Parkinson’s is the second most common neurodegenerative disease after Alzheimer’s and it affects more than 1 percent of the population. This disease, which affects the central nervous system, affects more than six million people worldwide, figures that could go higher than twelve million by 2030, according to data from the World Health Organization (WHO). In this disease, the neurotransmitter that controls the motor activity, dopamine, is reduced due the progressive death of dopaminergic neurons.

The action of conventional drugs is sometimes limited due several factors –lack of spatial specificity, slow and inaccurate distribution, etc.- which can reduce its therapeutic efficiency. Also, the efficiency of the traditional treatment on Parkinson’s (levodopa) diminishes over time and it requires to increase the administration of the dose or to change the drug. The adverse effects of new drugs (uncontrolled movements in the body, motor fluctuations, etc.) are another common denominator in most patients.

Optopharmacology is an innovative discipline based on the use of light –with a certain wave length- to control the activity of drugs. Therefore, light-sensitive drugs can act with a higher spatial and time precision and without creating adverse effects in the body.

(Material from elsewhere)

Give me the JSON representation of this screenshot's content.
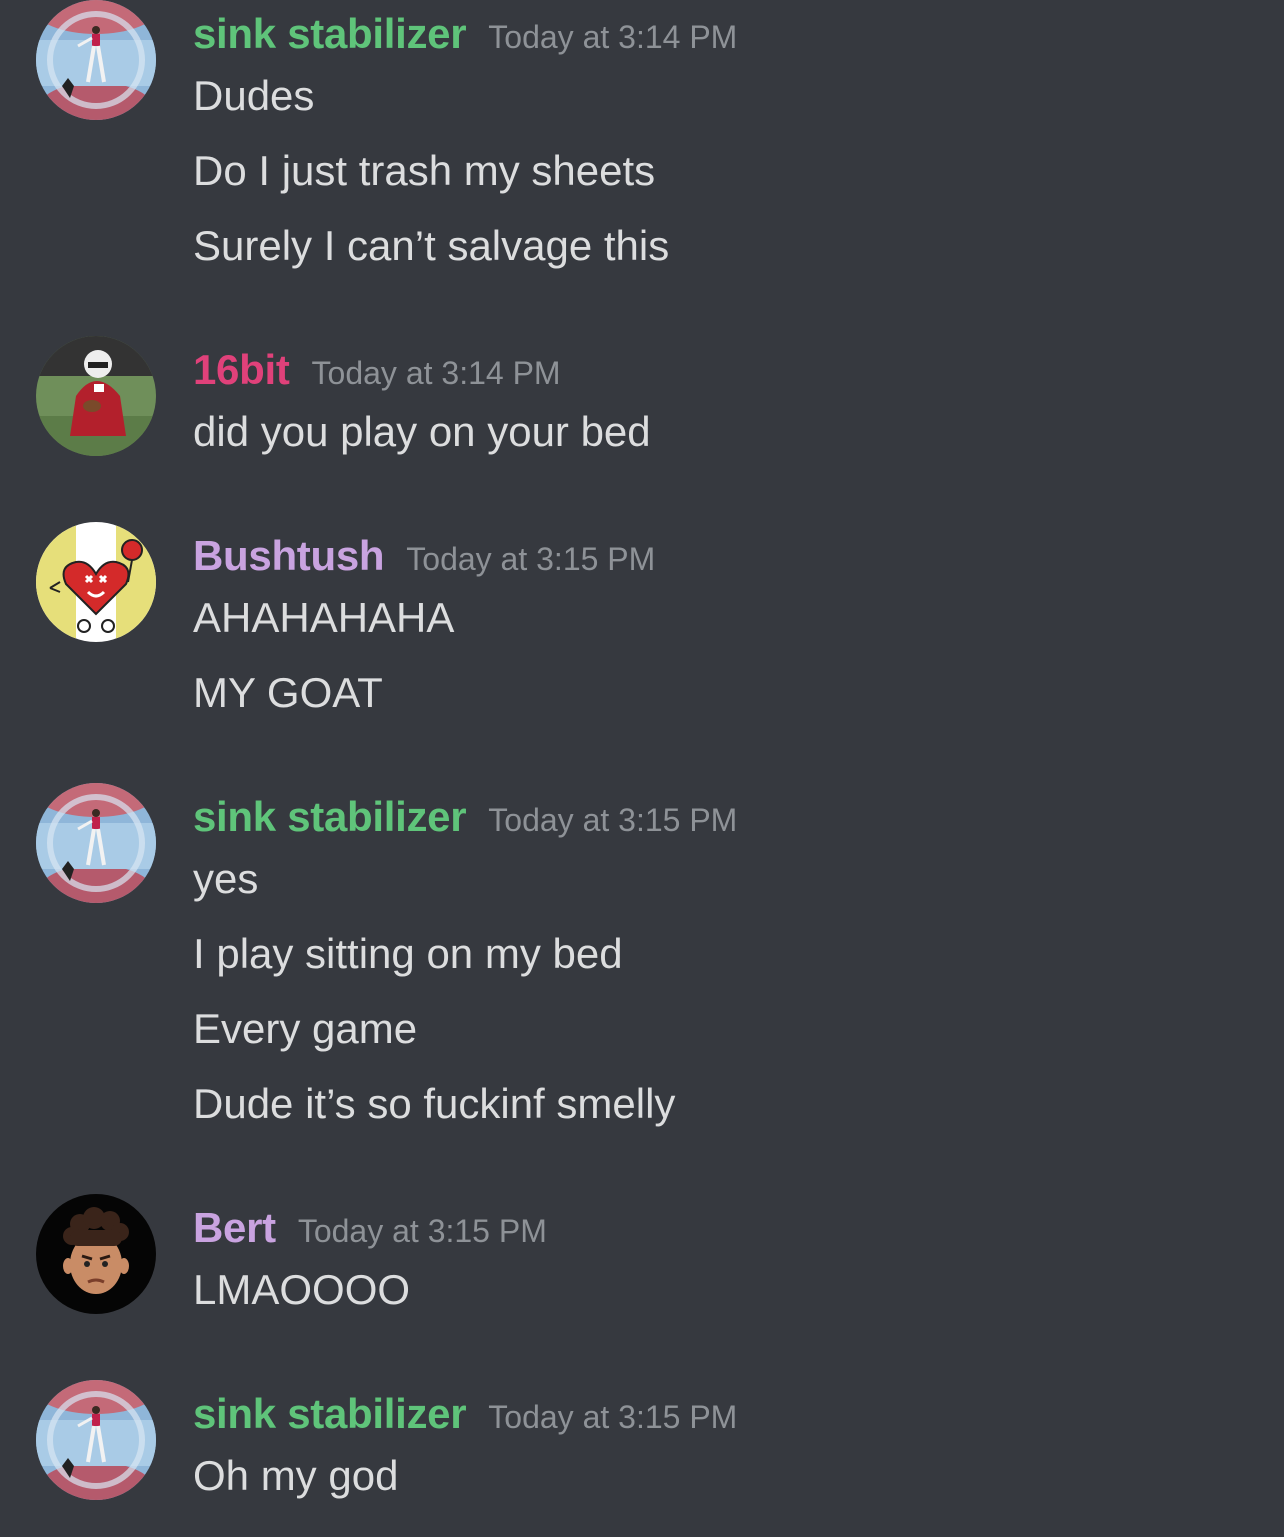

MRS7145: opening the way to treat neurodegenerative diseases

The MRS7145, the first potentially therapeutic photoactive drug to fight Parkinson’s, is a photo-sensitive derivate from SCH442416, a selective antagonist of adenosine A2A receptor. In scientific bibliography, some A2A antagonist receptors came up as potential drugs to fight Parkinson’s, since they take part in the involved mechanisms in controlling the movement.

This photoactive drug is an inactive chemical compound that gets activated with light from a visible spectrum (with a 405 nm wave length) which is not harmful for the body. A series of optical fibers –planted in the striated bodies of laboratory animals- provide the irradiation of this area in the brain, which is responsible for the control of motor activity.

Lecturer Francisco Ciruela says, “once the striated body is radiated with violet light the active drug is released and blocks the adenosine A2A receptor. The blocking of adenosine receptors has an administrating effect on the activity of dopamine (pro-dopaminergic action).”

Photo-sensitive molecules that improve patients’ quality of life

Improving the spatial and temporary precision of the drug and strengthening the commitment of the patient to the therapy are some of the benefits of optopharmacology in Parkinson’s. “A fine time-space precision will enable manipulating the neural circuits in detail and set the functioning of those with therapeutic and neuroprotective purposes,” says Ciruela.

“Nowadays, in addition, there are treatments that are based on the implementation of electrodes in the brain of patients with Parkinson’s to control the electric activity of neurons. In the same lines, optical fibers could make light getting to almost any part of the body (spatial resolution), and these organs would be radiated with light controlled by an electronic device that would regulate the intensity and length of radiation (time resolution).

Maintaining the commitment of patients to the set therapeutic guideline on the long run is a big challenge for chronic diseases. “With a slow release system from the photoactive drug, such as a coupled patch with a radiation system remotely controlled by a phone App, the doctor could control in a precise manner the release of the most efficient dose of the active drug in the place of action,” says Ciruela.

Although the clinical application of this photoactive drug in patients is still far, this pharmacological innovation could lead the way to a research on new therapeutical solutions for this chronic disease. The new article, published in Journal of Controlled Release, is therefore a step forward in the field of pharmacology to design new therapeutical strategies with photo-sensitive molecules and to set innovative clinical protocols to improve patients’ quality of life.